Close your eyes and picture this glimpse of God’s Dream of Heavenly worship. Do you see familiar faces and also less familiar faces? Enjoy it and rejoice! Ask the Holy Spirit to fill your eyes with this image as you walk through your day and the courage to follow his lead in making earth more like heaven.

Acts 10:9-16, 34

God sends Peter a dream about foreign menu options just to whet Peter’s appetite for people with a different background than his. If you think your mark as a person of God has anything to do with what you won’t eat and who you won’t eat with… well Jesus had other ideas. God is poking at Peter’s blind spot in order to help him see what he’s missing. If we have been raised to see racism only in individual acts of meanness, we probably have a blind spot to the invisible systems that give you some privilege due to the predominant racial group you belong to.

I was at a gas stop location this week weaving my way through the crowd and a man I was passing by turned and bowled right into me. He was very apologetic and concerned that I was all right. I simply had been in his blind spot. We need to probe our racial blind spots, not so that we can jump into immediate action, but to step out of the traffic flow and see what we have been missing and who we are bowling over. Try looking through this list of assumptions you probably make every day while being blind to how African American coworkers or friends cannot.

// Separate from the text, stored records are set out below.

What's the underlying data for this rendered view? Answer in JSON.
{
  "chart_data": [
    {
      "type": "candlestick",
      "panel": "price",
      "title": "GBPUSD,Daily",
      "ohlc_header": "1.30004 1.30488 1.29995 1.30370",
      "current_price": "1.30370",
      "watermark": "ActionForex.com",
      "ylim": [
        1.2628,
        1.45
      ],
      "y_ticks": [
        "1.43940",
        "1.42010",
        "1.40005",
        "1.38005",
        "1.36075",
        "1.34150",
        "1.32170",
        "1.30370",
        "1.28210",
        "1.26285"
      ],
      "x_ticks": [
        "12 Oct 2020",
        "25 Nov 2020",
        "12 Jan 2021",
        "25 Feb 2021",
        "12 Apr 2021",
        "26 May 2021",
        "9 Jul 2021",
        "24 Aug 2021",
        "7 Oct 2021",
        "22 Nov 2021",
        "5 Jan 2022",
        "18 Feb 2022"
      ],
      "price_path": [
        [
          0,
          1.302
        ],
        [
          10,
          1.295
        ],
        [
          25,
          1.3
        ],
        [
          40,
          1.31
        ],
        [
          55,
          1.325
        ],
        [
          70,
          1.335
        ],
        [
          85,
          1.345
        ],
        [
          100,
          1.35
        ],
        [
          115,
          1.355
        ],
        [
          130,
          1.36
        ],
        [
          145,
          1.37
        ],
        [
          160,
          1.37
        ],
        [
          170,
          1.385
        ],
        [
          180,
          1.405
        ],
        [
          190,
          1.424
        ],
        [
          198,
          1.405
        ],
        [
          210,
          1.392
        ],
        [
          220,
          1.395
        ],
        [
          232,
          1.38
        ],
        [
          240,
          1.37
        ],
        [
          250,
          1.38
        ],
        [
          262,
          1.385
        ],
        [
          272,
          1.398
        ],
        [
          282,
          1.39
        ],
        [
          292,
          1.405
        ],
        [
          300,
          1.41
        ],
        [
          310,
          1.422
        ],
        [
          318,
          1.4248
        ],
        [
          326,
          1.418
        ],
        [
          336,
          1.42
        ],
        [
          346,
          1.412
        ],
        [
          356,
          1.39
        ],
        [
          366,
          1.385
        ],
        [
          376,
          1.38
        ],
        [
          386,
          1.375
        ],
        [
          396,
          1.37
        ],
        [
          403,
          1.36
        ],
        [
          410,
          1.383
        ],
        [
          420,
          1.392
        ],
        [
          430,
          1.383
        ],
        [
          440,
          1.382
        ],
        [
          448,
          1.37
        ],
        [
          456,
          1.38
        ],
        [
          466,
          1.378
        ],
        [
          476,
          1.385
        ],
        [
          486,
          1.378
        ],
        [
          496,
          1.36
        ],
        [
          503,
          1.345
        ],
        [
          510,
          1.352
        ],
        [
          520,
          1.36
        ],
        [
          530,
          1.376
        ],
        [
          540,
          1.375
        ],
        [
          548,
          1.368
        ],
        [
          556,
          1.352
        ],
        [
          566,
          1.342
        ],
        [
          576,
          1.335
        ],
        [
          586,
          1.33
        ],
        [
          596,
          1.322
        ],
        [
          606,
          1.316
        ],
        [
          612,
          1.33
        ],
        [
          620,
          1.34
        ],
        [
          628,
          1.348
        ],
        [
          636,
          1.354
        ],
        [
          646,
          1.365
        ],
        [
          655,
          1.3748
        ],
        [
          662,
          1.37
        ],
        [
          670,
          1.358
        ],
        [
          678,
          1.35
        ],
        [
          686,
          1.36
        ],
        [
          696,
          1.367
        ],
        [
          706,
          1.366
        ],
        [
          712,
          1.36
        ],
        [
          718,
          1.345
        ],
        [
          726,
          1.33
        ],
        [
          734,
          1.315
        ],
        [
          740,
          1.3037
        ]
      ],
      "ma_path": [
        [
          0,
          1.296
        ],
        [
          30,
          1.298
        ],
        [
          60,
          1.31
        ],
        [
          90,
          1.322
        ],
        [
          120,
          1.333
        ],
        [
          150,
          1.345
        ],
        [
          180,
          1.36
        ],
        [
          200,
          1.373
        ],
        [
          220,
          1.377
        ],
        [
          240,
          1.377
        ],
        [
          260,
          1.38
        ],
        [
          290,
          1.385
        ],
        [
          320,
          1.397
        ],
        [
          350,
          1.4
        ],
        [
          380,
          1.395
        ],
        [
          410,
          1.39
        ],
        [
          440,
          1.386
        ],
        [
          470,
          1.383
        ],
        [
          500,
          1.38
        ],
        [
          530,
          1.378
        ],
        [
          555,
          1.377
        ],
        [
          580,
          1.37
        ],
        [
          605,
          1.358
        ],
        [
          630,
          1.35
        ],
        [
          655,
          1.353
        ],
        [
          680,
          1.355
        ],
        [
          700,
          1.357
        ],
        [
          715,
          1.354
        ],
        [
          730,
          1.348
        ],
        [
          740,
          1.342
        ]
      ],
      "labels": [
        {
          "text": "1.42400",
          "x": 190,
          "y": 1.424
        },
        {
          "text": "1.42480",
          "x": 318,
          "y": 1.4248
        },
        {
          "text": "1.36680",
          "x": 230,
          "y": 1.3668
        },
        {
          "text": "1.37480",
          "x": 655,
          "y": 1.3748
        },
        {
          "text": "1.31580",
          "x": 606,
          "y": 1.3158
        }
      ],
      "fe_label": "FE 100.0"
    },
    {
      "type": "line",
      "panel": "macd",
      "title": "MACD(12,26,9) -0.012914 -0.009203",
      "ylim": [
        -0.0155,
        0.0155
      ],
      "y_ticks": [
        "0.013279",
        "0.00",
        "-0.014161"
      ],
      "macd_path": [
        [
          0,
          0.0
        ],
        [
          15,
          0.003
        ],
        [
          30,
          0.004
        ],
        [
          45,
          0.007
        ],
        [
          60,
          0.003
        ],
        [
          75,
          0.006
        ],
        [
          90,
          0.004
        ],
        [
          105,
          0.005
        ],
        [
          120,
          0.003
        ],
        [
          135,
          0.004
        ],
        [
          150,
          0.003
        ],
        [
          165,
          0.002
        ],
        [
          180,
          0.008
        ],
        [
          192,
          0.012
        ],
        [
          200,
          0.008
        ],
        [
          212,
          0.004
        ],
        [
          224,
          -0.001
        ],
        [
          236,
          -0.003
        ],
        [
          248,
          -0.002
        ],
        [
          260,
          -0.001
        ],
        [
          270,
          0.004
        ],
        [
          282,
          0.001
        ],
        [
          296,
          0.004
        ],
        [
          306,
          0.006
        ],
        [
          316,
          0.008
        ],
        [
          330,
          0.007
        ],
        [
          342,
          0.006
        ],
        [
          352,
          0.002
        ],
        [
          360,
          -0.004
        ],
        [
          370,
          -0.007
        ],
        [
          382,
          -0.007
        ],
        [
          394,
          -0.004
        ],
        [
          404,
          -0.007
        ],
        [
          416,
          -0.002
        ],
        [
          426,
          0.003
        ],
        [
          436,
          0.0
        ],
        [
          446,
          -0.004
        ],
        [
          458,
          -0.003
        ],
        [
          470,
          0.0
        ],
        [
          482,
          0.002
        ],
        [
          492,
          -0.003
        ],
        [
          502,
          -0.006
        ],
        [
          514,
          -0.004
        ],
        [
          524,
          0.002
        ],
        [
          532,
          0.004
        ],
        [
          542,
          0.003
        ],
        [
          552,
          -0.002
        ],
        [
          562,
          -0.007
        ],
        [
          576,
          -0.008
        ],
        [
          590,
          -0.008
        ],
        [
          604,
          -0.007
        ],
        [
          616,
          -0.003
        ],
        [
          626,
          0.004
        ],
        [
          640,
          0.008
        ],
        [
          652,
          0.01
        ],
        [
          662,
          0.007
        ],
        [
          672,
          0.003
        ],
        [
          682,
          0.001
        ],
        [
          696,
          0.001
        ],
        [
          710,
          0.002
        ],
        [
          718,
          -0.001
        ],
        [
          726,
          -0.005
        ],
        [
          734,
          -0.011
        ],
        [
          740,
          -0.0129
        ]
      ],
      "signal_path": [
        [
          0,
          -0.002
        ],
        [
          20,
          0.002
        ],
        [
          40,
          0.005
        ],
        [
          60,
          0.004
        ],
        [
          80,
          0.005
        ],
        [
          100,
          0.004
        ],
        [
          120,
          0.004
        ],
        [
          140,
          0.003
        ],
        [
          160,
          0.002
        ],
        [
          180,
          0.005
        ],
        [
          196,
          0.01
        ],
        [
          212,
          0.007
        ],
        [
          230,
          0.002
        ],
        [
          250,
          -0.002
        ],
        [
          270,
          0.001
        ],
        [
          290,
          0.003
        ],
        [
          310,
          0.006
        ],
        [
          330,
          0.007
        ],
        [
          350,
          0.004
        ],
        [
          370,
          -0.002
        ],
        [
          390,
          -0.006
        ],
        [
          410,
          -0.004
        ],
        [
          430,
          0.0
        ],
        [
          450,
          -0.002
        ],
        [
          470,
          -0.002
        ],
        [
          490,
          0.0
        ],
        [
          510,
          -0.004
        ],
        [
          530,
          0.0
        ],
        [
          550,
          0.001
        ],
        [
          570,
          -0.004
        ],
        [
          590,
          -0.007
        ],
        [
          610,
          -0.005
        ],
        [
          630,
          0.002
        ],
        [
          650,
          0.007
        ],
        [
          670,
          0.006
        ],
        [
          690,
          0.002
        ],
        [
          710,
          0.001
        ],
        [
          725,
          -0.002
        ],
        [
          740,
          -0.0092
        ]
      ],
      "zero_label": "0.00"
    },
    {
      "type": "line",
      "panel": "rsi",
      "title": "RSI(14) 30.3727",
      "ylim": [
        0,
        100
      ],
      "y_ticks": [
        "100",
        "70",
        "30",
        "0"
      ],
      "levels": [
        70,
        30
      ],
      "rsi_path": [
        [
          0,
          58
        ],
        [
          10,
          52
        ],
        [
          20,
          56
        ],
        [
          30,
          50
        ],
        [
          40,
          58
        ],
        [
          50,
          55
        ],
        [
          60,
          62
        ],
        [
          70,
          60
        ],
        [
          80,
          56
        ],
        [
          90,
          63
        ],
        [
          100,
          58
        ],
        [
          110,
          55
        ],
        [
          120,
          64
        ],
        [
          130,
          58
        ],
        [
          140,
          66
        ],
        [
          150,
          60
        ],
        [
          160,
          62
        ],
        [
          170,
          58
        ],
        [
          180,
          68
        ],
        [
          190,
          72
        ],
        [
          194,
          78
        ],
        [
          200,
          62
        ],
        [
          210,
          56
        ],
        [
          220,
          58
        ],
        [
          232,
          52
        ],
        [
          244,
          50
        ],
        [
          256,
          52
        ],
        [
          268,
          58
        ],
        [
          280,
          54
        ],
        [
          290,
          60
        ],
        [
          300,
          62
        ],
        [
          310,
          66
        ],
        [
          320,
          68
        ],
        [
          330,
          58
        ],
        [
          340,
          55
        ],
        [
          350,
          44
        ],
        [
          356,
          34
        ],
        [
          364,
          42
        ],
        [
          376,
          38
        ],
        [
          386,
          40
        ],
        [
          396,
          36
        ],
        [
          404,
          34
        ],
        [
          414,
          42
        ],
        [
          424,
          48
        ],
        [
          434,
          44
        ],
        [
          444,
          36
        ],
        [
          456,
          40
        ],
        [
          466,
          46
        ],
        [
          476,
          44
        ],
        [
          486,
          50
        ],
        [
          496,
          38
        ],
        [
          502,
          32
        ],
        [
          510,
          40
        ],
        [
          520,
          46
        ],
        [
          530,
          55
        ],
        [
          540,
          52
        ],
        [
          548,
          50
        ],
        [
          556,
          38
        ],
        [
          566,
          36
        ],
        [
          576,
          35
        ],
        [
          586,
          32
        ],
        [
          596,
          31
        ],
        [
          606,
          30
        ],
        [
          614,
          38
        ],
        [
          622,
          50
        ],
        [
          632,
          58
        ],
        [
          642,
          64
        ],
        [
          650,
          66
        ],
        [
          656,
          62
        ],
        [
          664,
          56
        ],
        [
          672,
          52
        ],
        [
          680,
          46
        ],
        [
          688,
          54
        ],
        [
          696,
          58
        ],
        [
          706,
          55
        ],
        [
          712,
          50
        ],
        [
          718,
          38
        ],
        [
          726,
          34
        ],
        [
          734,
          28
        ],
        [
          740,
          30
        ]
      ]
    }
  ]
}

Consider the impact these assumptions have on you and on them.

#I can, if I wish, arrange to be in the company of people of my race most of the time.
# If I should need to move, I can be pretty sure of renting or purchasing housing in an area which I can afford and in which I would want to live.
# I can be pretty sure that my neighbors in such a location will be neutral or pleasant to me.
# I can go shopping alone most of the time, pretty well assured that I will not be followed or harassed.
# I can turn on the television or open to the front page of the paper and see people of my race widely represented.
# Whether I use checks, credit cards or cash, I can count on my skin color not to work against the appearance of financial reliability.
# I do not have to educate my children to be aware of systemic racism for their own daily physical protection.
# I can be pretty sure that if I ask to talk to the “person in charge”, I will be facing a person of my race.
# If a traffic cop pulls me over or if the IRS audits my tax return, I can be sure I haven’t been singled out because of my race.
# I can easily buy posters, post-cards, picture books, greeting cards, dolls, toys and children’s magazines featuring people of my race.
# I can think over many options, social, political, imaginative or professional, without asking whether a person of my race would be accepted or allowed to do what I want to do.
# I can be late to a meeting without having the lateness reflect on my race.
# I can expect figurative language and imagery in all of the arts to testify to experiences of my race.
# I can choose blemish cover or bandages in “flesh” color and have them more or less match my skin.
# I can travel alone or with my spouse without expecting embarrassment or hostility in those who deal with us.
# I have no difficulty finding neighborhoods where people approve of our household.

As God gives you a new perspective we 
encourage you to talk with someone about what you are seeing.